Just the Facts: U.S. Federal Government Systems 72% Compliant, at Best


By Warren Bone
December 21, 1999
:


"What I did not expect to happen was for there to be a big difference between Mr. Horn's report and the OMB report. I actually thought that someone would have made all the necessary adjustments to the data before making it available to even Mr. Horn. That way, his report and the OMB report would all be using the same numbers, even if they were adjusted to achieve 100%. Also, I did not expect DOD to add 114 systems only to have someone remove 261 all within the very same reporting period. All within three weeks? That kind of maneuvering will throw off anyone's projections."

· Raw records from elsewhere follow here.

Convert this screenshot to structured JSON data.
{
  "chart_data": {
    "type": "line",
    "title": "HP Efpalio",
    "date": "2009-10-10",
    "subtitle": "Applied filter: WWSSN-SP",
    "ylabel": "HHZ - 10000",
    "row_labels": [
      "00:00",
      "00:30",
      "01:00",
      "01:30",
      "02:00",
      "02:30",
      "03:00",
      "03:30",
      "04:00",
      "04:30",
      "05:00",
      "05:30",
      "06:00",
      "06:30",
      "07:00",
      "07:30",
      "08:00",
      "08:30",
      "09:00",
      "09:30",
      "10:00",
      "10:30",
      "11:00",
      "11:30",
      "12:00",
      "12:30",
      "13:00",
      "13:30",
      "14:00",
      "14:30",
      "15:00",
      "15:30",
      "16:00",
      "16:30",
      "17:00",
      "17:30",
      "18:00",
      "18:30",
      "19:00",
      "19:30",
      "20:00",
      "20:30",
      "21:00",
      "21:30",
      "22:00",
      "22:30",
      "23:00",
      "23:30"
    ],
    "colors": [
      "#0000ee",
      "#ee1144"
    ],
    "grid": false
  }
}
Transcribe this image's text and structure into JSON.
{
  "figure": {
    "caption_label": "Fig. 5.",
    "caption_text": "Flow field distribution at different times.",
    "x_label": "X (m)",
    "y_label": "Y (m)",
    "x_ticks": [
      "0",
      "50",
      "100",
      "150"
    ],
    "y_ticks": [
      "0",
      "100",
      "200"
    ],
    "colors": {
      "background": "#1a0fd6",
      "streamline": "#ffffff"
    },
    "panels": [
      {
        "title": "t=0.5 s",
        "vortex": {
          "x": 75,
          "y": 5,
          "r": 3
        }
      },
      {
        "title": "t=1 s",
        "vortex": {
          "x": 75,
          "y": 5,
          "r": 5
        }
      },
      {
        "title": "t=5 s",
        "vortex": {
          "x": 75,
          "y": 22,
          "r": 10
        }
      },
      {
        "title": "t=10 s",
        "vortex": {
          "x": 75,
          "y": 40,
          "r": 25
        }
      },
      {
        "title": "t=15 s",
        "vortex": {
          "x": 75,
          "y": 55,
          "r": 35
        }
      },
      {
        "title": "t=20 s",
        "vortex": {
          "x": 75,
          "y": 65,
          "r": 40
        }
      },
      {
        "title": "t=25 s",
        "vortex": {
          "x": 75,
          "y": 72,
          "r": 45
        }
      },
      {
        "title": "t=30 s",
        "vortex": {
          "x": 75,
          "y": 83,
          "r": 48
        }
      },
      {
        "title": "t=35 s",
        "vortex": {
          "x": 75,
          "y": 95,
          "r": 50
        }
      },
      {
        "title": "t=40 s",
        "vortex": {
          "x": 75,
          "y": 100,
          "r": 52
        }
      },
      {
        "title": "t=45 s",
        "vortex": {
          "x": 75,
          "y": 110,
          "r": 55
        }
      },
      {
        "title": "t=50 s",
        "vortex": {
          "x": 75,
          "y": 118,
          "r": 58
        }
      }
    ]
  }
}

-- This is (me@not.here), December 21, 1999.


Mr. Bone seems conveniently to ignore the claim in the final OMB report that 97% of all federal "non-critical" systems are also now compliant and that the remainder will be compliant by the end of December, thus rendering the distinction between "critical" and "non-critical" moot. This "rabbit out of the hat" claim caught many of us by complete surprise, since in the past the OMB, GAO, Koskinen, etc., have all routinely failed to comment on the progress being made on all those "non-critical" systems. I speculated in an earlier thread that many "non-critical" systems were "retired" or gutted, and that the rest of the "non-critical" systems were subjected to rather hasty remediation and probably less-than-full testing. But it's hard to know just what is going on; we aren't exactly getting full disclosure.

In the final OMB report, for instance, DoD claims 99% compliance of ALL systems, with roughly 2,000 systems classified as "critical" and 5,000 as "non-critical." Yet, as I recollect, when DoD did its original inventory for Y2K, it found that it had close to 30,000 systems. Even granting my supposition above (regarding large numbers of systems being retired or gutted), that apparently leaves a great many systems "missing in action," so to speak. In that respect, I'd agree with Mr. Bone's basic contention that there has been a fair amount of game playing by the feds. What a surprise.

The final question, of course, is whether or not the federal govt. is reasonably well prepared for Y2K. I don't know, and on my more cynical days I'm inclined to think that nobody else does, either. Regardless, we'll all find out soon enough. Even if all federal systems are "remediated and tested," I keep thinking back to the August GartnerGroup report that found 5-9% residual error rates in FULLY remediated and tested software in the private sector. (Error rates in remediated and partially tested code were running at 9-15%.) Assuming comparable error rates in federal systems, one might see some interesting developments.

-- Don Florence (dflorence@zianet.com), December 21, 1999.


In the final OMB report, for instance, DoD claims 99% compliance of ALL systems, with roughly 2,000 systems classified as "critical" and 5,000 as "non-critical." Yet, as I recollect, when DoD did its original inventory for Y2K, it found that it had close to 30,000 systems.

We've all seen the numbers game. Why would DoD or any of the other gov't agencies play the numbers game if they had the wherewithall to fix all the systems in the first place. Oh, I know. They concentrated on the Mission Critical 10% first, then when they finished with a whole, what... 3 weeks? to spare, they decided to go ahead and fix the other 90%. Hey... they are the DUDES! Don't we have some kind of special Purple Heart or something we can give these Super Geeks? (or should the award go to the PR guys who accounted for 80% of the effort and money?)